Дин Кунц - Ложная память
— Никаких подергиваний… Нет быстрого сна…
— А одно говно, — отозвался Дасти, вскакивая со стула.
Их поведение изменилось. Исчезли остекленелые взгляды. Исчезло ощущение подчиненности.
Быстрые непроизвольные движения глаз нельзя убедительно имитировать, так что они и не пытались это делать.
Марти тоже встала.
— Кто вы такой? — спросила она. — Что вы за омерзительная жалкая тварь?
Доктору не понравился тон ее голоса, вообще ужасно не понравился поворот событий. Ненависть. Презрение. С ним никогда так не разговаривали. Такую непочтительность было невозможно снести.
Он попробовал восстановить контроль над ситуацией:
— Раймонд Шоу.
Марти только криво усмехнулась.
Дасти начал огибать стол.
Почувствовав, что сейчас может подойти время для насилия, доктор вынул «беретту» из наплечной кобуры.
Увидев оружие, они остановились.
— Вы не можете быть распрограммированы, — настаивал Ариман. — Не можете.
— Почему? — спросила Марти. — Потому, что этого никогда раньше не случалось?
— Что вы имеете против Дерека Лэмптона? — резко спросил Дасти.
От доктора никогда ничего не требовали. По крайней мере, не более одного раза. Он хотел выстрелить в это глупое, глупое, дешево одетое ничтожество, ноль, маляра, всадить ему пулю прямо между глаз, разнести его рожу, выбить к черту мозги.
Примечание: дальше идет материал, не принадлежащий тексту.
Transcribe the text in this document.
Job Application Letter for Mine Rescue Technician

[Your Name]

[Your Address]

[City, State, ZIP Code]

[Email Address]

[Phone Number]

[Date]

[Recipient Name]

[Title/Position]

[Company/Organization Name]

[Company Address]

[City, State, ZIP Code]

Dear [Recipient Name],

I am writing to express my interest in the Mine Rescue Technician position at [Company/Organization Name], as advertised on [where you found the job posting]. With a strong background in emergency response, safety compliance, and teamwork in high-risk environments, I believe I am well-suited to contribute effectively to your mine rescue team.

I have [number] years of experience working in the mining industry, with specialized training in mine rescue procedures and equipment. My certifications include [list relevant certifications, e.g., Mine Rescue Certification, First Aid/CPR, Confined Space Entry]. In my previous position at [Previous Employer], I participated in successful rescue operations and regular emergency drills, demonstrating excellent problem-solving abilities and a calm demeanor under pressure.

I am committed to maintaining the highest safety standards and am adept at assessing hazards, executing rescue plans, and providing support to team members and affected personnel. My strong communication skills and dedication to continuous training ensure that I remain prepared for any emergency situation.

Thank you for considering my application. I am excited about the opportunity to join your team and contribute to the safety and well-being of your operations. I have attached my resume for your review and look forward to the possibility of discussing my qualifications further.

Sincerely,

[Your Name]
Но стрельба здесь наверняка повлекла бы за собой неприятные последствия. Полиция с бесконечными вопросами. Репортеры. Пятна на персидском ковре, которые невозможно будет вывести.
На какое-то мгновение он заподозрил предательство в институте.
— Кто распрограммировал вас?
— Это сделала для меня Марти, — спокойно ответил Дасти.
— А Дасти освободил меня.
Ариман замотал головой.
— Вы лжете. Это невозможно. Вы оба лжете.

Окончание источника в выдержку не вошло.